Of course, these are just the first stirrings of change, and it would be unwise to welcome Burma into the brotherhood of democracies just yet. Over 1,600 political prisoners, including many journalists, remain incarcerated, and the government has unresolved conflicts with Karen and Kachin minority groups. Given the way the government brutally suppressed an uprising of monks in 2007, it would be naive to think such violence lies safely in the past.
But President Thein Sein seems earnest in his desire to reform Burma. He has travelled around Southeast Asia more than most of his fellow Generals, and probably has a clear picture of just how far Burma lags behind its neighbors. While it’s surely fun to have absolute power, it’s probably less fun if you’re ruling a poor and backwards country. The opaque government is believed to be sharply divided, with hardliners eager to undermine any attempt at change. Garnering small prizes like a visit from Secretary Clinton is likely to solidify the position of reformers and encourage more genuine progress. U.S. economic sanctions remain in place, as they should, and Burma’s small steps toward democratic governance should be met equally with gestures such as those announced last week.
Of course, the U.S. has a strategic reason for promoting a more democratic Burma: seeking another ally to counterbalance growing Chinese power in the region. The major story of President Obama’s appearance at the ASEAN Summit was how explicitly he delineated what has long been tacitly understood as the goal of U.S. policy in the region: just as China desires a “string of pearls“– military bases and diplomatic alliances around the Indian Ocean– the U.S. seeks strong bilateral relationships with the states surrounding China. In a recent FT op-ed National Security Advisor Tom Donilon made clear the “return” of the U.S. to Asia, forecasting “an intensified American role in this vital region.”

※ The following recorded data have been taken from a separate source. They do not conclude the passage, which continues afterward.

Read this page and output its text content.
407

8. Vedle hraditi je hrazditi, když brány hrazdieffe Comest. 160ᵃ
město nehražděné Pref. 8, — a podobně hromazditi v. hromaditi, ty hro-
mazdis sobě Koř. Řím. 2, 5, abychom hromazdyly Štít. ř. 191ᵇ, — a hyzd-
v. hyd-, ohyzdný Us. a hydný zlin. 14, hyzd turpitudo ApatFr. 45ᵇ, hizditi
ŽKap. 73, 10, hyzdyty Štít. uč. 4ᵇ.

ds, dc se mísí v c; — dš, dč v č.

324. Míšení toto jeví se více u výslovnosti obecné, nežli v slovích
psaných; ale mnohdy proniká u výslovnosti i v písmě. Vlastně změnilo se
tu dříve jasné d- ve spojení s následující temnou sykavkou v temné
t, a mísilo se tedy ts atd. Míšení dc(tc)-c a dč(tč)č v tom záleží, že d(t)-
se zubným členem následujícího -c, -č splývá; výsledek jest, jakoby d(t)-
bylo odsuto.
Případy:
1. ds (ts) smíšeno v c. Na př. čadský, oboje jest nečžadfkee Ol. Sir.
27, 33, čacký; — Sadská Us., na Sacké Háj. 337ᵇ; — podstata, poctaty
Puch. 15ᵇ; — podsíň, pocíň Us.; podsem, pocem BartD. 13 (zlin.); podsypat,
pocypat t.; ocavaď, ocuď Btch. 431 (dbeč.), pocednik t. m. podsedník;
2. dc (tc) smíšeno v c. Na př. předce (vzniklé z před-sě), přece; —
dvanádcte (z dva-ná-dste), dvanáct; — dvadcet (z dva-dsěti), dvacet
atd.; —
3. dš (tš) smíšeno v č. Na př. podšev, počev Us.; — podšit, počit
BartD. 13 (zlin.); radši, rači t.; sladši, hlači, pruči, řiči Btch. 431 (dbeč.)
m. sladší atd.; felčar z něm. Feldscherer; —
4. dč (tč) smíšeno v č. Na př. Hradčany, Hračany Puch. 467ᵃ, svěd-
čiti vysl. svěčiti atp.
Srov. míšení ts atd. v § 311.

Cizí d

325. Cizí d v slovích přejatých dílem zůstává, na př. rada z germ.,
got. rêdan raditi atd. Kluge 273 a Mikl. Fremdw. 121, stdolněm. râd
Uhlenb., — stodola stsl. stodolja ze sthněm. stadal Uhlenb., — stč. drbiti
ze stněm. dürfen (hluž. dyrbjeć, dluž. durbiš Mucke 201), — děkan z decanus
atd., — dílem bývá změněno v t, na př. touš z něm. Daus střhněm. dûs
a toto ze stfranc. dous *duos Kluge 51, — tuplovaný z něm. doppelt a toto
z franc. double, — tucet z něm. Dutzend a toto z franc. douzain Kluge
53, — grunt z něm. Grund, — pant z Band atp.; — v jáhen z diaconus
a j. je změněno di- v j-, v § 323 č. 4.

At the Summit, President Obama waded into a long-standing dispute over the sea lanes and resources of the South China Sea, heading a group of ASEAN leaders in confronting Premier Wen Jiabao over China’s sweeping and aggressive claim to the entire sea. While President Obama didn’t take an explicit position in the dispute, Secretary Clinton, in a visit to Manila, recently referred to it as the “West Philippine Sea,” which has delighted the media and government here. Premier Wen seemed surprised and somewhat unnerved, and Xinhua, the Chinese state-controlled media has fired back with headlines like “South China Sea matters not a whit to Philippines, U.S.”
Since the arrival of the military junta in 1962, Burma has acted essentially as a Chinese vassal state, wholly dependent on its neighbor to the north for trade and investment. Among the more substantive changes of the recent months, however, President Thein Sein responded to a popular outcry against the construction of a dam, canceling the Chinese-led project and infuriating Beijing. While Burma and China are sure to remain closely allied, the recent tussle appears to signal Thein Sein’s discomfort at depending exclusively on this alliance. The U.S. has exploited this opening to gain some influence with Burma and balance against Chinese regional hegemony.
The events of the past months have been good progress in Burma, but swift regression is possible, and a Burma that recedes to total authoritarianism is a Burma that drops right back into China’s pocket. The U.S. is wise to meet their baby steps with baby steps, and continue to encourage reform, sluggish though it will surely be.